Comparison of T2 and T2 *-weighted MR molecular imaging of a mouse model of glioma
1 Department of Clinical Neurosciences and Radiology, University of Calgary, 3330 Hospital Dr NW, Calgary, Alberta T2N 4N1, Canada
2 Polish Academy of Sciences, Institute of Nuclear Physics, Krakow,152 Radzikowskiego, Krakow, Malopolska 31-342, Poland
3 Thunder Bay Regional Research Institute, 980 Oliver Road, Thunder Bay, Ontario P7B 6V4, Canada
4 Departments of Radiation Medicine, Radiology, Pediatrics, Loma Linda University Chan Shun Pavilion, Room A101011175 Campus Street, Loma Linda, California 92354, USA
5 Faculty of Veterinary Medicine, University of Calgary, 3330 Hospital Dr NW, Calgary, Alberta T2N 4N1, Canada
6 Department of Cellular and Molecular Medicine, Faculty of Medicine, University of Ottawa, 451 Smyth Road, Ottawa, Ontario K1H 8M5, Canada
7 Human Health Therapeutics Portfolio, National Research Council of Canada, Ottawa K1A 0R6, Ontario Canada
8 Alberta Innovates – Technology Futures, 3608 33 Street NW, Calgary T2L 2A6, Alberta, Canada
BMC Medical Imaging 2013, 13:20 doi:10.1186/1471-2342-13-20Published: 18 July 2013
Standard MRI has been used for high-grade gliomas detection, albeit with limited success as it does not provide sufficient specificity and sensitivity to detect complex tumor structure. Therefore targeted contrast agents based on iron oxide, that shorten mostly T2 relaxation time, have been recently applied. However pulse sequences for molecular imaging in animal models of gliomas have not been yet fully studied. The aim of this study was therefore to compare contrast-to-noise ratio (CNR) and explain its origin using spin-echo (SE), gradient echo (GE), GE with flow compensation (GEFC) as well as susceptibility weighted imaging (SWI) in T2 and T2* contrast-enhanced molecular MRI of glioma.

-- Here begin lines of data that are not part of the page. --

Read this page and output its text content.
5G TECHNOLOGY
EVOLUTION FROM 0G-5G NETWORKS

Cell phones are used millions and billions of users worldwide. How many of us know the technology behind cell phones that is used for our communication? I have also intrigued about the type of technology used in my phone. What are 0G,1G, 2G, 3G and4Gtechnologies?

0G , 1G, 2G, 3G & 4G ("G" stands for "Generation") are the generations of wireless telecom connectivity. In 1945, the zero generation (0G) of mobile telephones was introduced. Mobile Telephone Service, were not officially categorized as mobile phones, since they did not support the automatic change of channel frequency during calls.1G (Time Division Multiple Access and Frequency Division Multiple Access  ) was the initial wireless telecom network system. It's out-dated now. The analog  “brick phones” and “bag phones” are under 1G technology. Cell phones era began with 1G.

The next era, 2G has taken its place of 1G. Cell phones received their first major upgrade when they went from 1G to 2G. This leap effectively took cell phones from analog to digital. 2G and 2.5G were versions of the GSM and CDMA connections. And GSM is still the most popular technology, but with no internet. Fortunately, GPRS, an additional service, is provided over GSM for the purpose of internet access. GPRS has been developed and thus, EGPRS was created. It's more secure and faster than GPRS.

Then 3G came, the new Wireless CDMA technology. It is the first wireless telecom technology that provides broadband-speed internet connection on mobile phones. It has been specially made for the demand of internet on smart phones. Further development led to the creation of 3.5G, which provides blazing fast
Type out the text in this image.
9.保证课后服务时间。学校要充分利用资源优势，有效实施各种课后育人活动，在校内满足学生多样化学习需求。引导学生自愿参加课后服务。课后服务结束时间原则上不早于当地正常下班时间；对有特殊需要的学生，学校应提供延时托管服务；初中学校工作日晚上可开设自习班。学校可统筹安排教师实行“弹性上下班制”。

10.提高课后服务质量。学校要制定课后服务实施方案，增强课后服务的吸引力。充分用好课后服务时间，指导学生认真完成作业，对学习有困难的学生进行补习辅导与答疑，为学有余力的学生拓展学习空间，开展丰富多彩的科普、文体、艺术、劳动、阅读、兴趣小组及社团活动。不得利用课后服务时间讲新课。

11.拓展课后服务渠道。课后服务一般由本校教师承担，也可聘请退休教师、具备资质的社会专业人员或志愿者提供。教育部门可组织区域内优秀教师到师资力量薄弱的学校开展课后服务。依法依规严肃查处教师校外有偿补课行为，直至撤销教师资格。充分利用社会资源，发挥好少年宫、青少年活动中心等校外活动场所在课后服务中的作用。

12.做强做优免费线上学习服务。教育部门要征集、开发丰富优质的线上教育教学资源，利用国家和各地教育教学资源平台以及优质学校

A mouse model was used. U87MGdEGFRvIII cells (U87MG), derived from a human tumor, were injected intracerebrally. A 9.4 T MRI system was used and MR imaging was performed on the 10 day after the inoculation of the tumor. The CNR was measured prior, 20 min, 2 hrs and 24 hrs post intravenous tail administration of glioma targeted paramagnetic nanoparticles (NPs) using SE, SWI, GE and GEFC pulse sequences.
The results showed significant differences in CNR among all pulse sequences prior injection. GEFC provided higher CNR post contrast agent injection when compared to GE and SE. Post injection CNR was the highest with SWI and significantly different from any other pulse sequence.
Molecular MR imaging using targeted contrast agents can enhance the detection of glioma cells at 9.4 T if the optimal pulse sequence is used. Hence, the use of flow compensated pulse sequences, beside SWI, should to be considered in the molecular imaging studies.